EasyOCR & PaddleOCR Teams

EasyOCR is developed by JaidedAI, focusing on making OCR technology accessible to developers. PaddleOCR is developed by Baidu's PaddlePaddle team, providing a comprehensive OCR framework with state-of-the-art performance across multiple languages and scenarios.

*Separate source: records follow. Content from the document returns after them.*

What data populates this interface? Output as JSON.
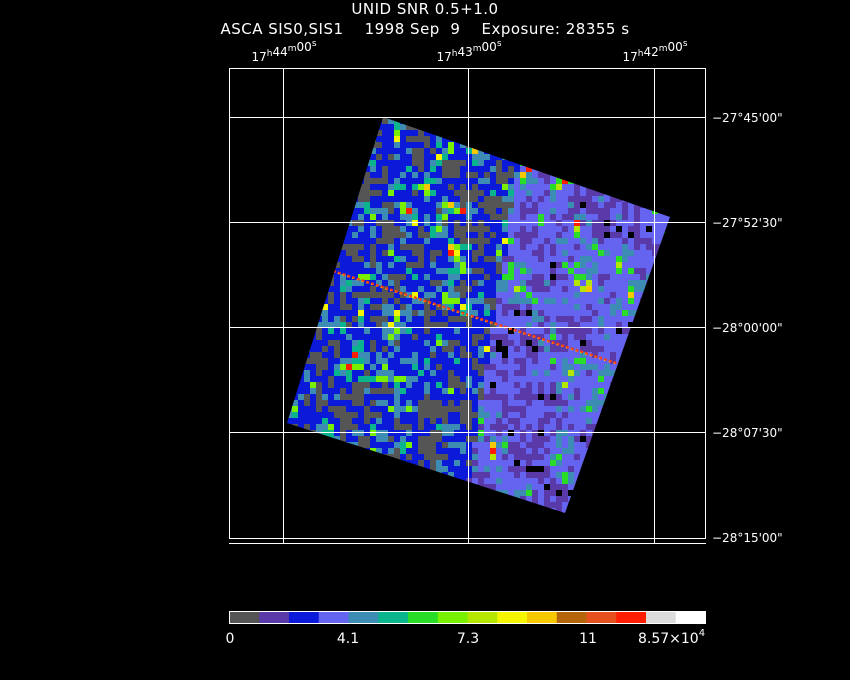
{
  "header": {
    "title": "UNID SNR 0.5+1.0",
    "subtitle": "ASCA SIS0,SIS1    1998 Sep  9    Exposure: 28355 s"
  },
  "axes": {
    "ra_labels": [
      {
        "h": "17",
        "m": "44",
        "s": "00"
      },
      {
        "h": "17",
        "m": "43",
        "s": "00"
      },
      {
        "h": "17",
        "m": "42",
        "s": "00"
      }
    ],
    "dec_labels": [
      "−27°45'00\"",
      "−27°52'30\"",
      "−28°00'00\"",
      "−28°07'30\"",
      "−28°15'00\""
    ]
  },
  "colorbar": {
    "colors": [
      "#555555",
      "#5a3aa8",
      "#0a1ad8",
      "#6464f0",
      "#3c8cb4",
      "#0ab48c",
      "#28dc28",
      "#78f000",
      "#b4e600",
      "#f5f500",
      "#f5c800",
      "#b4640a",
      "#e6501e",
      "#ff1e00",
      "#dcdcdc",
      "#ffffff"
    ],
    "labels": [
      "0",
      "4.1",
      "7.3",
      "11",
      "8.57×10"
    ],
    "exponent": "4"
  },
  "colors": {
    "background": "#000000",
    "grid": "#ffffff",
    "frame": "#ffffff"
  }
}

CRAFT + CRNN (EasyOCR) and PaddleOCR Framework

This operator combines the strengths of EasyOCR and PaddleOCR frameworks. EasyOCR uses CRAFT for text detection and CRNN for recognition, while PaddleOCR provides a complete OCR solution with advanced preprocessing and post-processing capabilities. Both frameworks offer robust multilingual text recognition suitable for diverse applications.

Technical Details

  • Text Detection: CRAFT algorithm for accurate character region detection
  • Text Recognition: CRNN architecture for sequence-to-sequence text recognition
  • Multilingual Support: Extensive language coverage including Asian languages

Research Impact

  • Open Source OCR: Democratizing access to high-quality text recognition
  • Production Ready: Widely adopted in commercial and research applications
  • Multilingual Capabilities: Breakthrough support for diverse writing systems

Citation

@inproceedings{baek2019character,
  title={Character Region Awareness for Text Detection},
  author={Baek, Youngmin and Lee, Bado and Han, Dongyoon and Yun, Sangdoo and Lee, Hwalsuk},
  booktitle={Proceedings of the IEEE Conference on Computer Vision and Pattern Recognition},
  pages={9365--9374},
  year={2019}
}

@article{shi2016end,
  title={An End-to-End Trainable Neural Network for Image-based Sequence Recognition and Its Application to Scene Text Recognition},
  author={Shi, Baoguang and Bai, Xiang and Yao, Cong},
  journal={IEEE Transactions on Pattern Analysis and Machine Intelligence},
  volume={39},
  number={11},
  pages={2298--2304},
  year={2016}
}

@misc{cui2025paddleocr,
  title={PaddleOCR 3.0 Technical Report},
  author={Cui, Cheng and Sun, Ting and Lin, Manhui and Gao, Tingquan and Zhang, Yubo and Liu, Jiaxuan and Wang, Xueqing and Zhang, Zelun and Zhou, Changda and Liu, Hongen and Zhang, Yue and Lv, Wenyu and Huang, Kui and Zhang, Yichao and Zhang, Jing and Zhang, Jun and Liu, Yi and Yu, Dianhai and Ma, Yanjun},
  journal={arXiv preprint arXiv:2507.05595},
  year={2025},
  url={https://arxiv.org/abs/2507.05595}
}

Key Research Contributions

  • CRAFT: Character-level text detection with region awareness
  • CRNN: End-to-end trainable network for sequence recognition
  • PaddleOCR: Production-ready OCR framework with multilingual support

License

EasyOCR: MIT License, PaddleOCR: Apache 2.0 License - This model is freely available for research and commercial use.